3. Cardiac rehabilitation and physical activity decrease the risk of stroke after acute myocardial infarction: A nationwide cohort study in Sweden.
In a nationwide cohort of 86,637 post-AMI patients, participation in exercise-based cardiac rehab (24 sessions) was associated with lower total stroke risk (aHR 0.85).

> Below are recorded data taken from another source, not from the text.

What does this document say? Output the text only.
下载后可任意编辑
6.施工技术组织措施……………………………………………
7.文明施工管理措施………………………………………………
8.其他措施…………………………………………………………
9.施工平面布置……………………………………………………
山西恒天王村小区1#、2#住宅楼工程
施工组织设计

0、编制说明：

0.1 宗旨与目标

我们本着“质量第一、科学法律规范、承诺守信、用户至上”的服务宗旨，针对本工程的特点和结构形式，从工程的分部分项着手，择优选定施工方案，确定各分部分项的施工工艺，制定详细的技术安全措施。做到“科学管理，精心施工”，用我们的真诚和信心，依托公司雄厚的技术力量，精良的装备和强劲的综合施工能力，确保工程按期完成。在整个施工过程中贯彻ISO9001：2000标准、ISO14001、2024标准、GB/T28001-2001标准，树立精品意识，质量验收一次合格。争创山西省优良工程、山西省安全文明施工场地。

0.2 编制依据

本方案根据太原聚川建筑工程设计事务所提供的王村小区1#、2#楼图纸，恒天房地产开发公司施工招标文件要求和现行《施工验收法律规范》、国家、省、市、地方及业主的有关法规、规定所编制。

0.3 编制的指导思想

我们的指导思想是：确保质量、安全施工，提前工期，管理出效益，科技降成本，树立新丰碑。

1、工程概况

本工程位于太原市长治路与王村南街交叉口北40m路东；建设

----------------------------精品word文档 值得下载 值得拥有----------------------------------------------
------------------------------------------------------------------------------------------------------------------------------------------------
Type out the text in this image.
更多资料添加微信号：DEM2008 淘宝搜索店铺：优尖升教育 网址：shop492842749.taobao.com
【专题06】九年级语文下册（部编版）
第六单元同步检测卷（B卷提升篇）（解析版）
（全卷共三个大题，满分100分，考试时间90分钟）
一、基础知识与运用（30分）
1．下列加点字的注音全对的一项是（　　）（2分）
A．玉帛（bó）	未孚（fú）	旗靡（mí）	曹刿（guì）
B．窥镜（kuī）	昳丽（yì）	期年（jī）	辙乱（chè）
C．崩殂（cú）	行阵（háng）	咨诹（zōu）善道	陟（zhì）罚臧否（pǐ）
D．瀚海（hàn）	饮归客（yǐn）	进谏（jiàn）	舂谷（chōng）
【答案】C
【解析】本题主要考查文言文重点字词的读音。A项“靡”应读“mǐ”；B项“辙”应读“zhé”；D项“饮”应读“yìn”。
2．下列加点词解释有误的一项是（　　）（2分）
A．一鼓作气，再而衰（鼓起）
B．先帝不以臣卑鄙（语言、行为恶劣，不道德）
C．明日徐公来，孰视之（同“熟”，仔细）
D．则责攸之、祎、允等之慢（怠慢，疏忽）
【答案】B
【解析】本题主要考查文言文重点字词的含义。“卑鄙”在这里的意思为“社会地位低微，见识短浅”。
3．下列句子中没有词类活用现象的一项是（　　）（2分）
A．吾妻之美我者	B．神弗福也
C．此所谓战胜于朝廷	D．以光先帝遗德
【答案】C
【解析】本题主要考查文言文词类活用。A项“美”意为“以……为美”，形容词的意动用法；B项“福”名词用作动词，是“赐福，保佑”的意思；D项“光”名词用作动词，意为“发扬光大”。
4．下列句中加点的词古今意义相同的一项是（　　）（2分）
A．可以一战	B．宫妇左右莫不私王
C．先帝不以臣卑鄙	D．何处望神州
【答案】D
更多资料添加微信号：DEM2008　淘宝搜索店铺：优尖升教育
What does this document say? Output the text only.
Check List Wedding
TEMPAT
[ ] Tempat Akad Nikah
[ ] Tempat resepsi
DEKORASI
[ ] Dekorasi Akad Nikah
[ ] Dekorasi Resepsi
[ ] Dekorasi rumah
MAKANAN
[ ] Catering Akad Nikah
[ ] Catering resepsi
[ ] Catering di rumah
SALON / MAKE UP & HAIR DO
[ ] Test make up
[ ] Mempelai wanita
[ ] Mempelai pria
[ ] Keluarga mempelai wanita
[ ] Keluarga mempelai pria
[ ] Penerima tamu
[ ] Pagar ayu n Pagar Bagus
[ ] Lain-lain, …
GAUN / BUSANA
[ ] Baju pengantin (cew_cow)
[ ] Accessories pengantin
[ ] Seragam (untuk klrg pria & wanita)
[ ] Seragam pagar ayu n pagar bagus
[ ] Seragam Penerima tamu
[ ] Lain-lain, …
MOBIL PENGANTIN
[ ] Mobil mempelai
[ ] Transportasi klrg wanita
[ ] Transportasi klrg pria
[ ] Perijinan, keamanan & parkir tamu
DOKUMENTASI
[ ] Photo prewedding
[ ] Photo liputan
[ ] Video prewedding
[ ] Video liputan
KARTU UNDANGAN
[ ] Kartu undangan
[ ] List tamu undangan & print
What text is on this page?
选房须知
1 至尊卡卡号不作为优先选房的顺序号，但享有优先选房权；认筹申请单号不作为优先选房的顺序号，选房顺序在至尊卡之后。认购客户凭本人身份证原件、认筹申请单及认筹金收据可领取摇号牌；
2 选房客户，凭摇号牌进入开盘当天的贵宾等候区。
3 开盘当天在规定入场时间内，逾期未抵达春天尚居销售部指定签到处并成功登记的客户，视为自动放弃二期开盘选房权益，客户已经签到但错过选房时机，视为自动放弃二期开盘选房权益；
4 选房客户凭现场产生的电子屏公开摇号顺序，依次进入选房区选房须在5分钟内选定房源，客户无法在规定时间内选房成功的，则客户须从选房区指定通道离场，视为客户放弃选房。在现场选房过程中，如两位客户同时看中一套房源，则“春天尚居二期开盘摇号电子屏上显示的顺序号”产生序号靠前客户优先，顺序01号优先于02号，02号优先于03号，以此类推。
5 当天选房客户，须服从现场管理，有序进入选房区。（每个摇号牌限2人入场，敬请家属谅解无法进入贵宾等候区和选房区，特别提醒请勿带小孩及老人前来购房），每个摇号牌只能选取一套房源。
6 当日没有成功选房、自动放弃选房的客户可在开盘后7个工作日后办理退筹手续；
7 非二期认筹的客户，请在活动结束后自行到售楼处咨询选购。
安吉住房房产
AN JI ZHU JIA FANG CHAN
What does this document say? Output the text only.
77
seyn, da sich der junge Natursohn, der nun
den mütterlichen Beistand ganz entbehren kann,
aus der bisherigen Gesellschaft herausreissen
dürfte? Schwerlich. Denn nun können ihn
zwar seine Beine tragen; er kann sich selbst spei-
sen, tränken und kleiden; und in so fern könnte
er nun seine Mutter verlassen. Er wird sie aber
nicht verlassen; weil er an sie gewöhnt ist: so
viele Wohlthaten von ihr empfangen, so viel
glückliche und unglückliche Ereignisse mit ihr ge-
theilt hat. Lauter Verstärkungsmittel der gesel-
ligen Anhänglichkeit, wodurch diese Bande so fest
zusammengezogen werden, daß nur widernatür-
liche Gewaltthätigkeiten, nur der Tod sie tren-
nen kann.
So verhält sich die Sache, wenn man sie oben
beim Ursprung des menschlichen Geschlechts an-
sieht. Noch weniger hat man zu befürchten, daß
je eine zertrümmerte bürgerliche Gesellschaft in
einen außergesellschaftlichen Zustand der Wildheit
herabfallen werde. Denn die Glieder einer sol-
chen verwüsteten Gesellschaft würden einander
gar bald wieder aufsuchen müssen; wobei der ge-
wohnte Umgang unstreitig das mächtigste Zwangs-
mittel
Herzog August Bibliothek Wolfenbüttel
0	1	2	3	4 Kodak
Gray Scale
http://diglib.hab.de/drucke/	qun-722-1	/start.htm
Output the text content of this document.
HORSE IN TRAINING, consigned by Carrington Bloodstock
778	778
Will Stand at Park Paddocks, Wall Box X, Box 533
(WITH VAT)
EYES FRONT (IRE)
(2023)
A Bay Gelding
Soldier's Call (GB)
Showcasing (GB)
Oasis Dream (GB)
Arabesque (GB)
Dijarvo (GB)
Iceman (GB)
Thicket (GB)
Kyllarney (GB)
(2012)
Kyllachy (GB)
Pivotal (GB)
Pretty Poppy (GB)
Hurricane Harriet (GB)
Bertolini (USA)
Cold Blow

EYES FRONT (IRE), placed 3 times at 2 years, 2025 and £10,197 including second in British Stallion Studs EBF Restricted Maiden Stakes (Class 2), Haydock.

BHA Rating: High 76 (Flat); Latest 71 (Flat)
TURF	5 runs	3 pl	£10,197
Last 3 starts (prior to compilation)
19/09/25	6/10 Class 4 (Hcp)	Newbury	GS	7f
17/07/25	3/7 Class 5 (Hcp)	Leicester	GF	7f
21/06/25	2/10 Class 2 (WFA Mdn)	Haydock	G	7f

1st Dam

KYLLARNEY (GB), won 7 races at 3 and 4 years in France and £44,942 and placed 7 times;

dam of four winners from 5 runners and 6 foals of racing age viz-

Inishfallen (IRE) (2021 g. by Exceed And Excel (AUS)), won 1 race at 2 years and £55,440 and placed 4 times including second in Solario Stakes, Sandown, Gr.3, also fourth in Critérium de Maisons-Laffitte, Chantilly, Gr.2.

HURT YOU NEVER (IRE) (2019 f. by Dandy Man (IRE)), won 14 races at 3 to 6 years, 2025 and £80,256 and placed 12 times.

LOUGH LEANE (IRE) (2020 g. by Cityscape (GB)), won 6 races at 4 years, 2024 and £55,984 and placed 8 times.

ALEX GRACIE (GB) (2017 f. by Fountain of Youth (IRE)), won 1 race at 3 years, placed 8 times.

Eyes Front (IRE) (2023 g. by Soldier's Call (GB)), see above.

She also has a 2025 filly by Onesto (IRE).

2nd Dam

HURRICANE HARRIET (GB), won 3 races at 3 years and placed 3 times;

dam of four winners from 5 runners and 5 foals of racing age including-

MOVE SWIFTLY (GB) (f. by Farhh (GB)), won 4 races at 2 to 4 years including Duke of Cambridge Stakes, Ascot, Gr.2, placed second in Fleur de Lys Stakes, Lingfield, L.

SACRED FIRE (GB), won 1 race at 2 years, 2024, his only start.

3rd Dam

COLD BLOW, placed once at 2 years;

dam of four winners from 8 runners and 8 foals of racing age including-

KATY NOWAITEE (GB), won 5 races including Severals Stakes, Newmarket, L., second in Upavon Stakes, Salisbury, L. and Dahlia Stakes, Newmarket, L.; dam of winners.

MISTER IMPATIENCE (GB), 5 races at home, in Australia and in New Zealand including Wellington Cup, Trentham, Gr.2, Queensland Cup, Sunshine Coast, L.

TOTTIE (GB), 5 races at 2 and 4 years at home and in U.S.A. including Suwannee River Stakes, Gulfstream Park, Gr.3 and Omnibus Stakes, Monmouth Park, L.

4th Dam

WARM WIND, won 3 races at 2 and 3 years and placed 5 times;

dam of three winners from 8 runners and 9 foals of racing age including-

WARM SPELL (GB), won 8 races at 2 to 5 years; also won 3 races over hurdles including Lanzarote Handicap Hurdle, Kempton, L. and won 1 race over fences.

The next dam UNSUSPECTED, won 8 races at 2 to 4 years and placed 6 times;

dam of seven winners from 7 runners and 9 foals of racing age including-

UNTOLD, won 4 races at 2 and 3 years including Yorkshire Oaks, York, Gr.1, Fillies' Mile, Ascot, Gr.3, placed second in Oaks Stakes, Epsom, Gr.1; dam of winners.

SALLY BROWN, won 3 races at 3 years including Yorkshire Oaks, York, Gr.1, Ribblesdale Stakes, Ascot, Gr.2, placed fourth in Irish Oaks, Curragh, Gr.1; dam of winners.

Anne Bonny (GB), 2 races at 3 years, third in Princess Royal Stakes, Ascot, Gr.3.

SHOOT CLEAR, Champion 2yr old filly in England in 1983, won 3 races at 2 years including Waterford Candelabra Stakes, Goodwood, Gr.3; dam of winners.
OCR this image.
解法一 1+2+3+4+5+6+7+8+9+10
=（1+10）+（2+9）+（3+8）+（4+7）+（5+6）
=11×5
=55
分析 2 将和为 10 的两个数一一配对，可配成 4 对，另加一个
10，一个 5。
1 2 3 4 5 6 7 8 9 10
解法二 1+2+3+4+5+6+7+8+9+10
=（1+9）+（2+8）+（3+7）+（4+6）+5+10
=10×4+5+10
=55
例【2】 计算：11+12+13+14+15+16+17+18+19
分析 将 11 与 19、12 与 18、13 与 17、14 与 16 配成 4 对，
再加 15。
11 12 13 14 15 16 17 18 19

Self-reported ≥150 min/week of physical activity also reduced risk (aHR 0.79), and six-day-per-week activity was linked to lower intracerebral hemorrhage versus the general population.
Impact: Provides robust, population-scale evidence that EBCR participation and higher physical activity after AMI are associated with stroke risk reduction, supporting stronger implementation of rehab programs.
Clinical Implications: Refer eligible AMI survivors to EBCR and counsel for at least 150 minutes/week of moderate activity; benefits extend to stroke prevention, not just cardiac outcomes.
Key Findings
- EBCR participation after AMI was associated with reduced total stroke risk versus non-participation (aHR 0.85; 95% CI 0.80–0.91).
- Self-reported ≥150 min/week physical activity reduced total stroke risk (aHR 0.79; 95% CI 0.75–0.83).
- Six-day-per-week activity post-AMI conferred no excess total/ischemic stroke risk versus general population and lower intracerebral hemorrhage risk (aHR 0.59; 95% CI 0.35–0.98).
Methodological Strengths
- Nationwide, double-cohort design with matched general population comparators
- Large sample size and time-to-event analyses with adjusted hazard ratios
Limitations
- Observational design with potential residual confounding and selection bias into EBCR
- Physical activity was self-reported, introducing measurement error
Future Directions: Evaluate strategies to increase EBCR uptake and sustained physical activity; assess causal effects via pragmatic trials and study dose–response relationships.